It used to be that a day at the beach required a pair of swim trunks or equivalent, a picnic, and maybe a shovel and bucket if you really wanted to go the extra mile. That was before the recent wave of underwater jet packs, drones, and assorted other gadgets that turn a day lying on the sand into some kind of high-tech James Bond mission. (Remember to watch out for the suspicious villainous henchmen who are sunbathing in full clothing, and likely sport some sartorial flourish like an eye patch, hook hand, or very unhappy white cat.)
Adding to this growing genre of water-based gizmos is the so-called Trident, an “underwater scooter” which lets scuba divers, snorkelers, and secret agents propel themselves through the depths with a maximum of 26 pounds of thrust. This translates into your choice of either 2.2 or 4.3 mph. The top speed isn’t significantly faster than the average person’s swimming speed (supposedly around 3.7 mph), but it does mean that you won’t have to worry about the strenuous activity of actually swimming. Also, thanks to an hour’s charge, courtesy of Trident’s 24V/6,000-mAh lithium battery pack, you should be able to keep up the pace for a lot longer than your average swimmer.

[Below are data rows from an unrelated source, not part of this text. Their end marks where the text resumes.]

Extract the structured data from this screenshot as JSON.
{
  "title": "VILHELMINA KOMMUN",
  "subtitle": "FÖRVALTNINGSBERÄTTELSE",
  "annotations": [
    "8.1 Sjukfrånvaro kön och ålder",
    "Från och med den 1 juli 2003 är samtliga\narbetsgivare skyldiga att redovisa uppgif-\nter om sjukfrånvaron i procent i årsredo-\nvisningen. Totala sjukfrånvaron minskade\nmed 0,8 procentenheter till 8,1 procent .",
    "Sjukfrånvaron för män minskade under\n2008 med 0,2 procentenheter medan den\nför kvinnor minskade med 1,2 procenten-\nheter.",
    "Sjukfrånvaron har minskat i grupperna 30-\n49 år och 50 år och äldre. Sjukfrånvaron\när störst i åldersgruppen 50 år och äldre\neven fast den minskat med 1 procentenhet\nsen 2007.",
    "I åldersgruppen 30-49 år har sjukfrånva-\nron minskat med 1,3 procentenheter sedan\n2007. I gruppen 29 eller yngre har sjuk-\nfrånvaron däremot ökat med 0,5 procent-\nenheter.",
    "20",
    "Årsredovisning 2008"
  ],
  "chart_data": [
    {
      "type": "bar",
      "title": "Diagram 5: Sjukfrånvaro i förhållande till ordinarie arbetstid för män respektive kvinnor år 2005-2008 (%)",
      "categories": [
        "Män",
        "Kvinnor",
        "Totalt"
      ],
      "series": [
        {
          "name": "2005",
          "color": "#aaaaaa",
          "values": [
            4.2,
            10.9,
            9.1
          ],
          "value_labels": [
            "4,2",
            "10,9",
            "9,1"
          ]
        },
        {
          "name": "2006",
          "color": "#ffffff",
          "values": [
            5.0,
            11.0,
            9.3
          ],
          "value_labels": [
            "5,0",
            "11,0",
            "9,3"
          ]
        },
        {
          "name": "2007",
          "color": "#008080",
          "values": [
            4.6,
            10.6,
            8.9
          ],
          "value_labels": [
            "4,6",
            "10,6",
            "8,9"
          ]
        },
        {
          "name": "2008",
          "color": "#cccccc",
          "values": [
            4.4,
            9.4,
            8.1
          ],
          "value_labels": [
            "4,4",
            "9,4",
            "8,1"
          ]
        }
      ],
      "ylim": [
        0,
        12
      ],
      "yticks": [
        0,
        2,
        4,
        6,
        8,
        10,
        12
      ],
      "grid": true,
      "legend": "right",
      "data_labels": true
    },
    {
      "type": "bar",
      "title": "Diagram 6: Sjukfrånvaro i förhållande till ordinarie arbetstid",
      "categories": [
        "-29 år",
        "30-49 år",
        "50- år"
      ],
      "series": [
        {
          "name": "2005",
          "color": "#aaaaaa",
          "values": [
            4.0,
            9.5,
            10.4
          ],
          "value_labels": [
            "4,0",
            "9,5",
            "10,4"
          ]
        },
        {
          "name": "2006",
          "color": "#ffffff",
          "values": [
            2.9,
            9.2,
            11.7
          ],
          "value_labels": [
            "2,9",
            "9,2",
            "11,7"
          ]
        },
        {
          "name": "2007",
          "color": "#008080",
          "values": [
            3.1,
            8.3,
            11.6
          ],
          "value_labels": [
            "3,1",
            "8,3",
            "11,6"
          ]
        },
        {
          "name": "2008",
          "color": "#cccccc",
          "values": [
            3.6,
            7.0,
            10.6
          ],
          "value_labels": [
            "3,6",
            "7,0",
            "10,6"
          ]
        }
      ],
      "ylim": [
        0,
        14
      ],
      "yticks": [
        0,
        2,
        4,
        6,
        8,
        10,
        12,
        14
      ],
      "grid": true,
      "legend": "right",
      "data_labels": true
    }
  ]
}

“Trident helps people get rid of underwater restrictions,” Joey Han, overseas PR manager for manufacturers Geneinno, told Digital Trends. “Even for people who [aren’t confident about swimming] can cruise through water like a mermaid or dolphin with the help of Trident.”
While we certainly wouldn’t encourage weak swimmers to propel themselves too far into the deep using a device like this, Trident nonetheless looks like an innovative device. We also suggest that anyone hoping to use this for diving is aware of the potential pressure-related risks associated.
As ever, we offer our usual warnings about the potential perils of crowdfunding campaigns. It’s also worth noting that Geneinno has previously had one (as yet undelivered) successful crowdfunding campaign for the Titan underwater drone, which is scheduled to ship in September. Nonetheless, if you do want to get involved with the Trident campaign, head over to Indiegogo and register your interest. The campaign hasn’t officially started yet, although you can drop your email address to be sent a notification when it does begin. Prices are set to start at $299, which we’re told is 50 percent off the recommended retail price.